Phasemeter for frequency ringdown measurements

I’ve been thinking about the possibility of using the moku phasemeter to track the exponential ringdown (of frequency) of a system. So far, I’ve been doing this in the least sophisticated way imaginable - I have knowledge of the starting frequency, so I simply run the Spectrum Analyzer with a 1 or 2 kHz span (so I have sufficient frequency resolution), acquire data, find the peak frequency, and then set the center frequency for the next iteration of the SA measurement to be the position of the last found peak. This sort of works because I didn’t need to know the instantaneous frequency at particularly high sampling frequency.
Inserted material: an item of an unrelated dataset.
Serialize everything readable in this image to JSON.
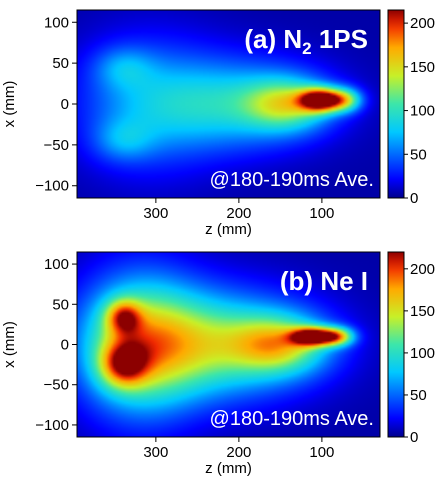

I am wondering if others have used the phasemeter instrument for similar applications? In principle, as long as one can arrange for the phasemeter to be locked to the frequency at the start of the ringdown, and provided the fastest rate of change of frequency is within the phasemeter bandwidth, I can track all parameters (amplitude, frequency and phase). The trouble is that the signal whose frequency I am trying to track has a few spurious peaks, and the phasemeter appears to lock onto these frequencies as the main signal frequency rings down. Is there some clever way to bypass this limitation? A bunch of software notches won’t do the job, as I guess the phasemeter will lose lock whenever the spurious spectral peaks (but also the signal frequency) get notched out. Do I have to do this programmatically, forcing the phasemeter to re-acquire lock every time the detected frequency stays constant for > some threshold time?

Hi Gautum,
Interesting problem! I agree, that the phasemeter should be able to do this if you can solve the problems with locking to the spurious peaks either by some sort of (gentle) filtering or fiddling with the phasemeter bandwidth. With Mokus, there are often multiple ways to make the same measurement, so…crazy idea warning for the suggestions below.
Depending on the dynamics of the ringdown, you might want to try the Moku’s Time and Frequency Analyser. It can measure period of a signal by e.g. setting Interval A to start at Event A and stop at Event A. You can use the built in data logger to log this, or you could write the result out as a voltage (using the third tab “Output”) to monitor the period live on say, an oscilloscope or data logger in the next slot. You might have dead/noisy times in your measurement as the signal frequency passes through the frequencies of the spurious peaks, but assuming that your ring down signal amplitude is bigger than the spurious signals, this might work. At least there is no lock to drop so it should recover on its own. You could also try notching the bigger spurs out with the FIR filter instrument.

Or if you are super keen and smarter than me, maybe try training the Moku Neural Network instrument to remove the spurious peaks before feeding into the phasemeter. This would be super cool and would love to hear about it if you get it to work. Good luck!